Pose ça tout de suite, viens t'asseoir.  S'asseoit dans une chaise, 2 secondes, se relève, touche à un instrument, reviens dans la chaise, 2 secondes, à genoux sur la chaise, touche aux papiers sur le bureau, touche au cadre du médecin.

Et moi... j'ai envie de disparaitre, je me sens la pire mère du monde. Et le docteur me demande "elle a quel âge" et moi de répondre, bientôt 4 ans. Et le docteur de lui parler, de lui expliquer alors qu'elle l'ignore totalement, qu'elle ne le regarde pas du tout, qu'elle ne doit pas toucher à ses choses, qu'elle n'aimerait pas que lui arrive chez nous et touche à ses jouets, et elle, de s'en "foutre" totalement. Elle dépose le cadre, 2 secondes, elle le reprend.

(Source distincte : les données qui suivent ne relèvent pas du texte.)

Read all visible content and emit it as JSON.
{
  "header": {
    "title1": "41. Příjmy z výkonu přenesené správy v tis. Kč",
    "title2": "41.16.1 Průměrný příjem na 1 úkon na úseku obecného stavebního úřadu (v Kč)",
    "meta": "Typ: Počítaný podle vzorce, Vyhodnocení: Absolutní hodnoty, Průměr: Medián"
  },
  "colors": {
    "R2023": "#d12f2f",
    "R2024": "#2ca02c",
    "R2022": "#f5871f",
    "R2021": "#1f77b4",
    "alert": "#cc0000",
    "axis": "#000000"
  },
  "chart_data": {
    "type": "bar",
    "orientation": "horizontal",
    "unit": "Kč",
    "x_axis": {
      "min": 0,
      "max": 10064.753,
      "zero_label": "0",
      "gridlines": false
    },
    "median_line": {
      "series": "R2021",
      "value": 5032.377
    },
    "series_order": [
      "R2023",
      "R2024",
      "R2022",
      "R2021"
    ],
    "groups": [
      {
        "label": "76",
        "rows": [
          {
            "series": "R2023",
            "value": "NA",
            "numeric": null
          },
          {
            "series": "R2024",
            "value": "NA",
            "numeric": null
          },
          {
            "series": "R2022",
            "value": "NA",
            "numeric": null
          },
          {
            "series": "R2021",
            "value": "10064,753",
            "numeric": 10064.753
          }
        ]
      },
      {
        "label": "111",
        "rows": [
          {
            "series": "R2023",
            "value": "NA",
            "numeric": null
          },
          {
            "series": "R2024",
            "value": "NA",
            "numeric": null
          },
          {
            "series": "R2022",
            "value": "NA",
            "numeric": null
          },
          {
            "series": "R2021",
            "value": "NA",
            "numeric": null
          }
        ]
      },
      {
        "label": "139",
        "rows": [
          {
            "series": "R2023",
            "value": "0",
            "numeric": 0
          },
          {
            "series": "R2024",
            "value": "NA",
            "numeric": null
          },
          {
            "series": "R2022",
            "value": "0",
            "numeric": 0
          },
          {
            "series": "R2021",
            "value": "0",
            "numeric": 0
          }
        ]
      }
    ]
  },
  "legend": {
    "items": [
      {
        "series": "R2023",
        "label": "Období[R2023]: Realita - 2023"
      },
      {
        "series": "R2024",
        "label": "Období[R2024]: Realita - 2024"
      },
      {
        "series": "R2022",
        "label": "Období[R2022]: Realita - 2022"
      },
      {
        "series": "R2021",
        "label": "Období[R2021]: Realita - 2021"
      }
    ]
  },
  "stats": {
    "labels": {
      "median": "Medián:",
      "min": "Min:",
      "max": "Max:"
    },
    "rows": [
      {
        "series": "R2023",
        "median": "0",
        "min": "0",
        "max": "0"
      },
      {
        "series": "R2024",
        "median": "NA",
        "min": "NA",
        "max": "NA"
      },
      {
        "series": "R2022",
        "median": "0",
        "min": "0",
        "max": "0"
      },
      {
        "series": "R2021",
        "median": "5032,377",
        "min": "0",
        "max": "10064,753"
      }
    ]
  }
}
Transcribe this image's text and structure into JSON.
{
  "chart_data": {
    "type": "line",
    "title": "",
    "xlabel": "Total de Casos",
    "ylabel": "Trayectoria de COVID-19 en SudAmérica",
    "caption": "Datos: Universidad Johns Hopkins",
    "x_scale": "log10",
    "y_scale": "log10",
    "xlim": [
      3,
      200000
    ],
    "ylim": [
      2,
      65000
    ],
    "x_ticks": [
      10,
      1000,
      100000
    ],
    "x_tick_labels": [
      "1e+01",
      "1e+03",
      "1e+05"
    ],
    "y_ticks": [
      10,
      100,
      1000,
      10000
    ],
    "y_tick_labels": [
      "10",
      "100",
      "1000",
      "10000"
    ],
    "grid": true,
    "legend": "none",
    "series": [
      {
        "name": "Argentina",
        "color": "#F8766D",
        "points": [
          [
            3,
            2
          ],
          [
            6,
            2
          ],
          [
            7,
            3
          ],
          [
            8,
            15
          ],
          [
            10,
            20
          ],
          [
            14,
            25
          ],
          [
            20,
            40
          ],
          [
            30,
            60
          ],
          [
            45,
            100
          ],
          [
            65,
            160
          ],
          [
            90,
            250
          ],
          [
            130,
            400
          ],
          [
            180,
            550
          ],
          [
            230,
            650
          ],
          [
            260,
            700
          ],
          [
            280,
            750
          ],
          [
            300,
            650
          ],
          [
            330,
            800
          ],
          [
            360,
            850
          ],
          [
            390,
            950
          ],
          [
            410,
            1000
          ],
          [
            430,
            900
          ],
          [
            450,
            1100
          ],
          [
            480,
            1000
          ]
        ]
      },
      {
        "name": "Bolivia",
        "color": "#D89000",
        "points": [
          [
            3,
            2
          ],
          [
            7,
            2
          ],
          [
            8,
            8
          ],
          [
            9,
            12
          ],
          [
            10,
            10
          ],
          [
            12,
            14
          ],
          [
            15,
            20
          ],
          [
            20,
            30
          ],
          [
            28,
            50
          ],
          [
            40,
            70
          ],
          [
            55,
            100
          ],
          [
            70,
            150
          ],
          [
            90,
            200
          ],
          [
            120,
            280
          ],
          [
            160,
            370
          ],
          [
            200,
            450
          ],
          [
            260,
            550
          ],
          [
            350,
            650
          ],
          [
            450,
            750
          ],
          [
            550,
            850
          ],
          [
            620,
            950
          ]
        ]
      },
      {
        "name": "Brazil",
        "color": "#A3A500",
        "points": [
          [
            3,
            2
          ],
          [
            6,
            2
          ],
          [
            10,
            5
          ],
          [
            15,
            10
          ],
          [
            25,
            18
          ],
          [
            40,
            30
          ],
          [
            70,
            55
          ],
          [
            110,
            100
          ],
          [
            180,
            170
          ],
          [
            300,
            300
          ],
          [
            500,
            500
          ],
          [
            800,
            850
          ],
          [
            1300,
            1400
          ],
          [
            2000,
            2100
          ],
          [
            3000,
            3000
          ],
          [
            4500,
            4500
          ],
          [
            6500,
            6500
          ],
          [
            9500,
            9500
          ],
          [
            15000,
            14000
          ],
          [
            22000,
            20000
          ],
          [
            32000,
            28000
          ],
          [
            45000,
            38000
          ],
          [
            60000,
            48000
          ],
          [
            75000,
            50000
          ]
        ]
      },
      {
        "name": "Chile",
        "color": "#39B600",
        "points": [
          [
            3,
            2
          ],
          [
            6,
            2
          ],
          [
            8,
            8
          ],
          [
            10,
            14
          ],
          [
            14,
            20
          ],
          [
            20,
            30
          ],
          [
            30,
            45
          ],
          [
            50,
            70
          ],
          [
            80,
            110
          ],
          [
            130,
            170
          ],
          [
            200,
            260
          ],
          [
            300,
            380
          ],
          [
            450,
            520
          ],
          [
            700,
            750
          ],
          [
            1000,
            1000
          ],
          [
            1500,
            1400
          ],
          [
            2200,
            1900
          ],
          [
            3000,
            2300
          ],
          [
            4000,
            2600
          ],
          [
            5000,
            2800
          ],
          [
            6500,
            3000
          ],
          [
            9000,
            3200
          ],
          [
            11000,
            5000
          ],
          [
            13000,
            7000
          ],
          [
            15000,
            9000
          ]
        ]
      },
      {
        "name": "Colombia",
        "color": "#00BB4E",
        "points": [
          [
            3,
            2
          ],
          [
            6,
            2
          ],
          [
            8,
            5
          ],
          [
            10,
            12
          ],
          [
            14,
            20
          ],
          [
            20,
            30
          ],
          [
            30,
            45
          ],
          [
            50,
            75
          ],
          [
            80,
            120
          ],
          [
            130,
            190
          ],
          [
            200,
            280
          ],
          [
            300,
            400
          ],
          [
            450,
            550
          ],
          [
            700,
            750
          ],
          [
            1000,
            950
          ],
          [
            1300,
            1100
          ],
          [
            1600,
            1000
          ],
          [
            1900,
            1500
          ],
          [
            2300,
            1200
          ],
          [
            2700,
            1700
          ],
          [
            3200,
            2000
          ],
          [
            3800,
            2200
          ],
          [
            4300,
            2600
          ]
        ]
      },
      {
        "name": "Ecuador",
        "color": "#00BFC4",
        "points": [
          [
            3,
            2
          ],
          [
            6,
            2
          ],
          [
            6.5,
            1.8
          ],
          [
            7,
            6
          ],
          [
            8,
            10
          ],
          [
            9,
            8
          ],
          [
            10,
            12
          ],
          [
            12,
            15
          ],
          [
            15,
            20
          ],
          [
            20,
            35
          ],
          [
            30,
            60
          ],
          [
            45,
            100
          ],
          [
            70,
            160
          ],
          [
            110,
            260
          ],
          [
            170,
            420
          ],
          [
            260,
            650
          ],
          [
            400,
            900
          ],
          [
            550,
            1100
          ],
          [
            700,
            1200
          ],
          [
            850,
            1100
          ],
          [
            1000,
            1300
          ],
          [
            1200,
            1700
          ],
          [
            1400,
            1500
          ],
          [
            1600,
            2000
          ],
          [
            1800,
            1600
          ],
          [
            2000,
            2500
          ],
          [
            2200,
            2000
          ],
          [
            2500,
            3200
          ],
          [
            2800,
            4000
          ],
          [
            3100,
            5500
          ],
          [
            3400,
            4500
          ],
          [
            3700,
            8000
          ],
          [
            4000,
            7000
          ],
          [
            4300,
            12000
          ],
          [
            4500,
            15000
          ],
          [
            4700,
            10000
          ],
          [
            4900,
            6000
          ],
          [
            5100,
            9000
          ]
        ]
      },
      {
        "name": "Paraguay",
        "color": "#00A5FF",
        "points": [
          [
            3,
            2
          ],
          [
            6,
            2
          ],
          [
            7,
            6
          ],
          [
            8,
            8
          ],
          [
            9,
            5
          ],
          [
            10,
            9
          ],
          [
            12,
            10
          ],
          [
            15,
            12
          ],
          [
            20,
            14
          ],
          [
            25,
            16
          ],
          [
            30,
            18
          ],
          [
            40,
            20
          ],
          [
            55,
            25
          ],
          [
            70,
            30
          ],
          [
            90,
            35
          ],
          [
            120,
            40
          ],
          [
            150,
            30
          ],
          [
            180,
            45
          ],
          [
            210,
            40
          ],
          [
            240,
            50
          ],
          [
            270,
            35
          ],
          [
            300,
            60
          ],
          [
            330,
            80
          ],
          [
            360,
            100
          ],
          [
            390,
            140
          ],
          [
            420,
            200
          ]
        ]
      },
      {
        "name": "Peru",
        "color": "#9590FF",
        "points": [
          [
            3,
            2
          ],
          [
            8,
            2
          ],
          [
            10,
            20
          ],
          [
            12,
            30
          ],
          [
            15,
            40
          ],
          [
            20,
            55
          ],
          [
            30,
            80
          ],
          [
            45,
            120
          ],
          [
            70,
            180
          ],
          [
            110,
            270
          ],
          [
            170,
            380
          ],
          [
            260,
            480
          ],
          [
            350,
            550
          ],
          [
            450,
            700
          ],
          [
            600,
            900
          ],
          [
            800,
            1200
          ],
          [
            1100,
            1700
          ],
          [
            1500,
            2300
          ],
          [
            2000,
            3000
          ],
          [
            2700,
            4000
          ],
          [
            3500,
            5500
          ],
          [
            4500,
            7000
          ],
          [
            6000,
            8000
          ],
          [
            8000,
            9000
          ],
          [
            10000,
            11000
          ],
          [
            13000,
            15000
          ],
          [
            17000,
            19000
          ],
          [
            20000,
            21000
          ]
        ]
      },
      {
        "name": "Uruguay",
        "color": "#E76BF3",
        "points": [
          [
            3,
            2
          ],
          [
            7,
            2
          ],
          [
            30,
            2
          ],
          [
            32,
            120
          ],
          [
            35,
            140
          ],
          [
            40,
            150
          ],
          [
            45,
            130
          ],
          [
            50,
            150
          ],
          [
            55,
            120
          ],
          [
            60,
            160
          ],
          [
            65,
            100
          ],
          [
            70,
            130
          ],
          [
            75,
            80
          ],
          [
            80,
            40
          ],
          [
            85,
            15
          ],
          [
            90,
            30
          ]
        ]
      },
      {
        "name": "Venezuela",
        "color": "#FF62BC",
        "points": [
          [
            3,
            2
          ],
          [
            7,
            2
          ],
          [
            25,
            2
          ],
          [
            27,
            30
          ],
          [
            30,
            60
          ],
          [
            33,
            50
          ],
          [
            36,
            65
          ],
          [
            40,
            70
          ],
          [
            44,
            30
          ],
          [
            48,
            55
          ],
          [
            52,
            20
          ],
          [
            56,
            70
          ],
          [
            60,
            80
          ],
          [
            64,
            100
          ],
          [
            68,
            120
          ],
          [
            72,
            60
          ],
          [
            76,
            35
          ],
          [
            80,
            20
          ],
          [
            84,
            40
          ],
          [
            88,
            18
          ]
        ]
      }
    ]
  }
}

On arrive à jaser un peu, elle se ramasse au fond, encore une fois la jar dans les mains, qu'elle donne au docteur, qui lui demande pourquoi elle a touché à ça et elle de demander "mais qu'est-ce que c'est?".

Et moi de demander au docteur qu'est-ce que je peux faire pour ma fatigue, alors que je suis sur le point de quitter le bureau après notre discussion sur le risque de TED pour Tommy. Et lui de me répondre, "mais ne cherchez pas trop loin, avec les enfants que vous avez, il y a de quoi être fatigué, ils en valent deux chaque". Et moi, le malaise commençant à se dissiper, de demander pourquoi au médecin, qui m'explique que ma fille a très fort probablement un TDAH (il s'y connait puisque c'est une de ses principales clientèles et il a eu des formations sur le sujet).  Elle est faite comme ça, c'est pas votre faute.

Et moi, je suis sortie légère du bureau, avec un docteur compatissant à ma cause.

Mais ça aurait dû s'arrêter là. Et j'ai commencé à en parler, à lire sur le sujet.

J'en ai parlé à l'éducatrice de la garderie qui a eu comme réaction "*soupir*". "Vous savez, je n'osais pas trop vous en parler mais il y des petites choses particulières chez votre fille".

Et lorsque Tommy a commencé les démarches d'évaluation, on a parlé de la grande, parce qu'ils demandent comment va la fratrie. Ben la fratrie m'a mis au bord de l'épuisement. Ah oui? Pourquoi? Et on a recommandé que le CLSC vienne observer à la maison et à la garderie.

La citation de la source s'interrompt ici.